Alberto Miguel Fernandez, diplomate américain à la retraite et ancien directeur du Middle East Broadcasting Network, partage l'avis de M. Roule. Il a également critiqué la Maison Blanche pour la tolérance excessive dont elle fait preuve à l'égard des activités malveillantes du régime iranien.
«L'administration Biden se trompe en accusant l'Arabie saoudite d'aider la Russie. Elle fait toutefois preuve de souplesse à l'égard de l'Iran [qui approvisionne la Russie en drones] depuis presque deux ans», a écrit M. Fernandez sur Twitter lundi.
Les États-Unis de Trump se sont retirés en 2018 de l'accord nucléaire conclu sous la présidence d'Obama, accord connu sous le nom plus officiel de «Plan global d'action conjoint» (PAGC). Soutenu par ses alliés européens, le nouveau président, Joe Biden, s’obstine à relancer cet accord en accordant un grand nombre de concessions substantielles à la République islamique.
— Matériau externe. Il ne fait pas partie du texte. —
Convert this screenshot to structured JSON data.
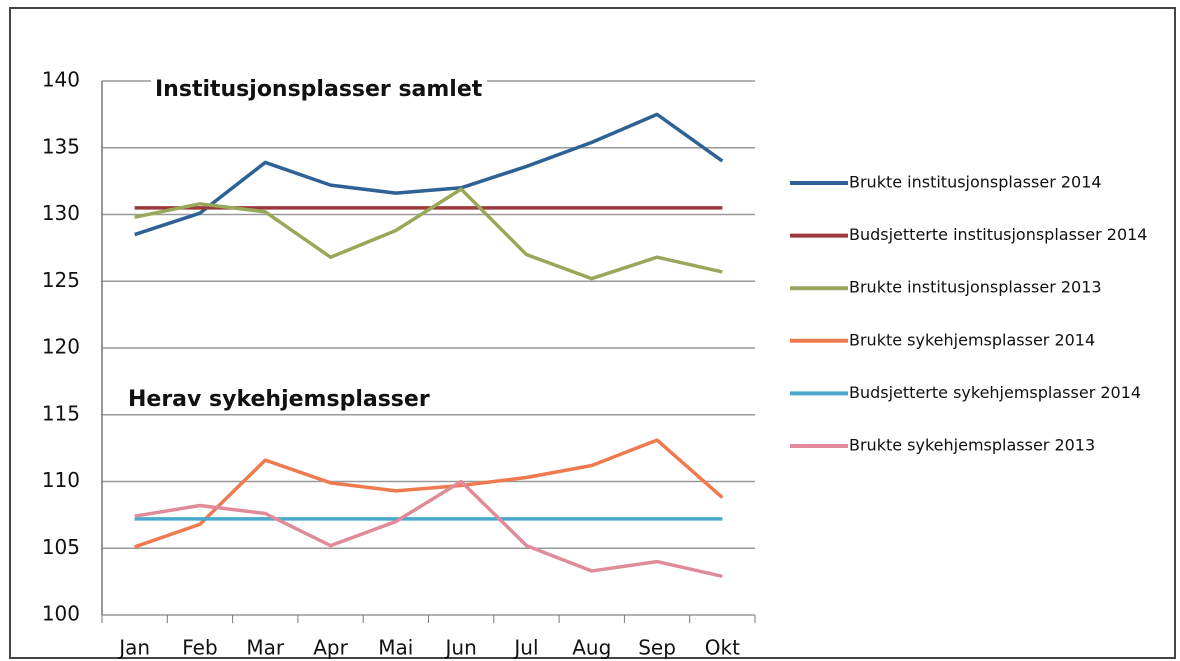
{
  "chart_data": {
    "type": "line",
    "annotations": [
      "Institusjonsplasser samlet",
      "Herav sykehjemsplasser"
    ],
    "categories": [
      "Jan",
      "Feb",
      "Mar",
      "Apr",
      "Mai",
      "Jun",
      "Jul",
      "Aug",
      "Sep",
      "Okt"
    ],
    "ylim": [
      100,
      140
    ],
    "yticks": [
      100,
      105,
      110,
      115,
      120,
      125,
      130,
      135,
      140
    ],
    "grid": true,
    "legend": "right",
    "series": [
      {
        "name": "Brukte institusjonsplasser 2014",
        "color": "#2e6294",
        "values": [
          128.5,
          130.1,
          133.9,
          132.2,
          131.6,
          132.0,
          133.6,
          135.4,
          137.5,
          134.0
        ]
      },
      {
        "name": "Budsjetterte institusjonsplasser 2014",
        "color": "#9b3a3c",
        "values": [
          130.5,
          130.5,
          130.5,
          130.5,
          130.5,
          130.5,
          130.5,
          130.5,
          130.5,
          130.5
        ]
      },
      {
        "name": "Brukte institusjonsplasser 2013",
        "color": "#98a85a",
        "values": [
          129.8,
          130.8,
          130.2,
          126.8,
          128.8,
          131.9,
          127.0,
          125.2,
          126.8,
          125.7
        ]
      },
      {
        "name": "Brukte sykehjemsplasser 2014",
        "color": "#f07a50",
        "values": [
          105.1,
          106.8,
          111.6,
          109.9,
          109.3,
          109.7,
          110.3,
          111.2,
          113.1,
          108.8
        ]
      },
      {
        "name": "Budsjetterte sykehjemsplasser 2014",
        "color": "#4aa8cc",
        "values": [
          107.2,
          107.2,
          107.2,
          107.2,
          107.2,
          107.2,
          107.2,
          107.2,
          107.2,
          107.2
        ]
      },
      {
        "name": "Brukte sykehjemsplasser 2013",
        "color": "#e08a9a",
        "values": [
          107.4,
          108.2,
          107.6,
          105.2,
          107.0,
          110.0,
          105.2,
          103.3,
          104.0,
          102.9
        ]
      }
    ]
  }
}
«L'Iran a profité des pourparlers pour se montrer capable de défier les grandes puissances ainsi que l'Agence internationale de l'énergie atomique», confie M. Roule à Arab News.
«Il est également parvenu à normaliser son programme nucléaire, qui semble pourtant plus vaste et beaucoup plus dangereux. Téhéran a enregistré ces deux victoires gratuitement.»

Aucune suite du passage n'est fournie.